We usually associate the words “diamond” and “gemstone” with brilliance, beauty and happiness quite often without thinking about their origins. Natural stones are extracted. And the mines are in countries where happiness is scarce, unlike the gems they are endowed with. West African diamonds, for example, come from countries that have been going through decades of political and ethnic turmoil, their political regimes ostracized by the world’s democratic majority. The same goes for the sapphire mines of Pailin in western Cambodia, ruled by the ruthless Khmer Rouge, responsible for millions of civilian deaths; the proceeds from the sale of these unparalleled sapphires were used to finance the authoritarian regime. Unlike diamonds, however, the origins of sapphires and other colored gemstones can be traced precisely due to their unique chemical makeup and therefore their verified or disproved durability. The same goes for Myanmar’s supply of other colored gemstones such as rubies, sapphires, jade, moonstone; by buying them, we have no way of knowing if the money would be used to finance the genocide. Mining conditions are appalling with few exceptions, as mines, when abandoned, leave an indelible mark on the face of the earth, with deforestation being one of them.
However, not all gemstones are mined; there are artificial stones with 100 percent resemblance. Even a professional eye may not be able to tell the difference. Ciro Jewelry, a company founded in 1917 and relaunched after a series of ownership changes in 2006 in Austria, Switzerland and Germany, is particularly renowned for trading in cubic zirconia (CZ) jewelry, a 100% sustainable material whose origins are as clear as its facets and its properties the same if not exceeding diamonds. When shopping for exquisite and elegant jewelry from Ciro, there is no need to ask them how they source their gemstones as their supply chain is 100% sustainable and ethical. Since the 1970s, some 40 years after the discovery in the laboratory of the manufacturing process of cubic zirconium oxide, the stone began to coat diamonds. There are, of course, lab-grown diamonds which are real gemstones formed in a process that mimics nature’s process, but above ground. Lab diamonds, however, are 40 to 50 percent of the price of a mined diamond, while CZ comes at a fraction of the cost of a diamond. No wonder sustainability advocates like Angelina Jolie, Julianne Moore, Uma Thurman and Cameron Diaz have been spotted wearing Ciro jewelry, as many other fashion influencers have endorsed its entry into the mainstream market as jewelry. free from any ethical and sustainability issues.

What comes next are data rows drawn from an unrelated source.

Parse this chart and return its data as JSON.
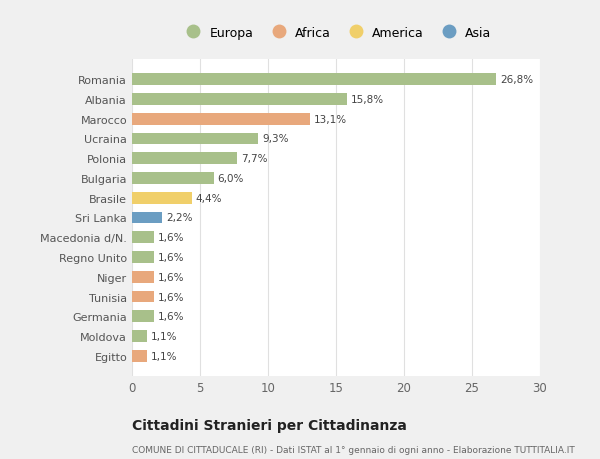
{
  "countries": [
    "Romania",
    "Albania",
    "Marocco",
    "Ucraina",
    "Polonia",
    "Bulgaria",
    "Brasile",
    "Sri Lanka",
    "Macedonia d/N.",
    "Regno Unito",
    "Niger",
    "Tunisia",
    "Germania",
    "Moldova",
    "Egitto"
  ],
  "values": [
    26.8,
    15.8,
    13.1,
    9.3,
    7.7,
    6.0,
    4.4,
    2.2,
    1.6,
    1.6,
    1.6,
    1.6,
    1.6,
    1.1,
    1.1
  ],
  "labels": [
    "26,8%",
    "15,8%",
    "13,1%",
    "9,3%",
    "7,7%",
    "6,0%",
    "4,4%",
    "2,2%",
    "1,6%",
    "1,6%",
    "1,6%",
    "1,6%",
    "1,6%",
    "1,1%",
    "1,1%"
  ],
  "continents": [
    "Europa",
    "Europa",
    "Africa",
    "Europa",
    "Europa",
    "Europa",
    "America",
    "Asia",
    "Europa",
    "Europa",
    "Africa",
    "Africa",
    "Europa",
    "Europa",
    "Africa"
  ],
  "colors": {
    "Europa": "#a8c08a",
    "Africa": "#e8a87c",
    "America": "#f0cf6a",
    "Asia": "#6b9dc2"
  },
  "legend_order": [
    "Europa",
    "Africa",
    "America",
    "Asia"
  ],
  "title": "Cittadini Stranieri per Cittadinanza",
  "subtitle": "COMUNE DI CITTADUCALE (RI) - Dati ISTAT al 1° gennaio di ogni anno - Elaborazione TUTTITALIA.IT",
  "xlim": [
    0,
    30
  ],
  "xticks": [
    0,
    5,
    10,
    15,
    20,
    25,
    30
  ],
  "background_color": "#f0f0f0",
  "plot_background": "#ffffff",
  "grid_color": "#e0e0e0"
}
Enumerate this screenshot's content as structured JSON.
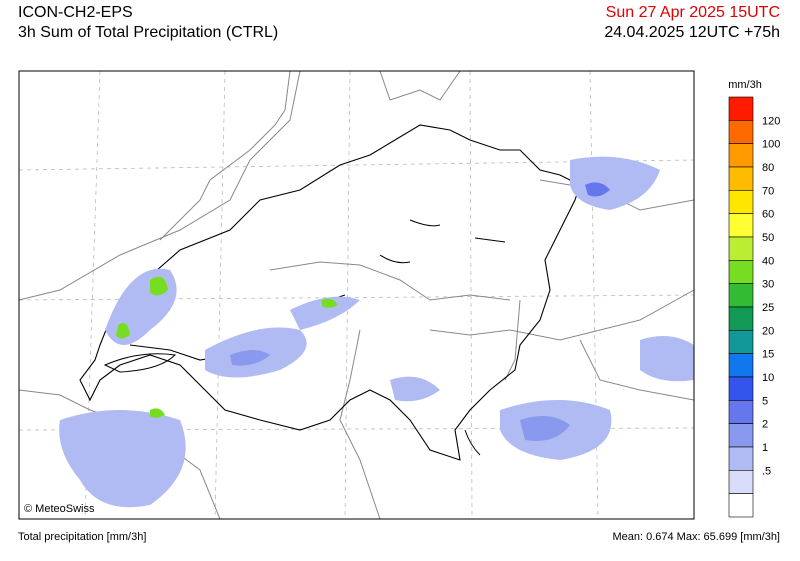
{
  "header": {
    "model": "ICON-CH2-EPS",
    "product": "3h Sum of Total Precipitation (CTRL)",
    "valid_time": "Sun 27 Apr 2025 15UTC",
    "run_time": "24.04.2025 12UTC +75h"
  },
  "map": {
    "credit": "© MeteoSwiss"
  },
  "legend": {
    "unit": "mm/3h",
    "labels": [
      "120",
      "100",
      "80",
      "70",
      "60",
      "50",
      "40",
      "30",
      "25",
      "20",
      "15",
      "10",
      "5",
      "2",
      "1",
      ".5"
    ],
    "colors": [
      "#ff1a00",
      "#ff6a00",
      "#ff9a00",
      "#ffbb00",
      "#ffe600",
      "#ffff33",
      "#bbee33",
      "#77dd22",
      "#33bb33",
      "#119955",
      "#119999",
      "#1177ee",
      "#3355ee",
      "#6677ee",
      "#8899ee",
      "#b0bbf4",
      "#d8ddfa",
      "#ffffff"
    ]
  },
  "footer": {
    "left": "Total precipitation [mm/3h]",
    "right": "Mean:  0.674 Max: 65.699 [mm/3h]"
  }
}
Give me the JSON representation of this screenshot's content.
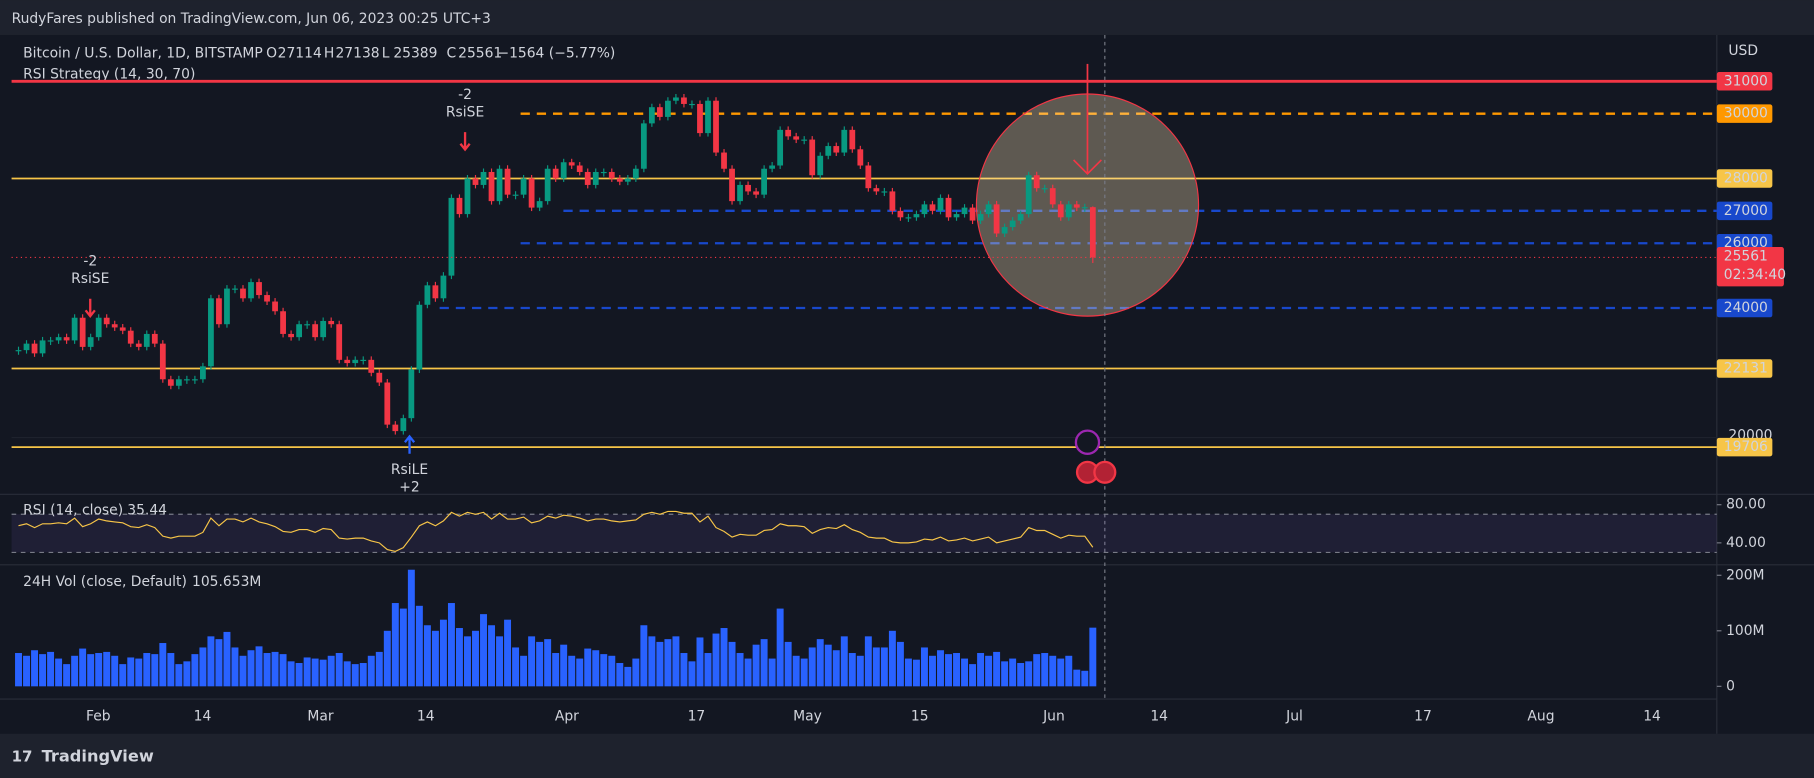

Ciro’s pieces compare in style, design and craftsmanship to big names like Chopard, Cartier and Escada, but at a fraction of their price. Crafted from gold-plated 925 sterling silver or 18kt gold, the Ciro collections are equally eye-catching. All white stones are triple A cubic zirconia in common diamond cuts such as assher, princess, and pear. Ciro’s latest First Love collection features moissanite and lab-grown diamonds. Moissanite has a history of its own. Discovered in 1893 by a French scientist named Henri Moissan in the form of microscopic particles in a meteorite crater in Arizona, the stone particles were first thought of as diamonds; however, it later became clear that the crystals were composed of silicon carbide. As natural moissanite is incredibly rare, the one available today is created in the laboratory. More than 100 years after its discovery by Moissan, it has been synthesized to produce what is today one of the brightest gemstones in the world.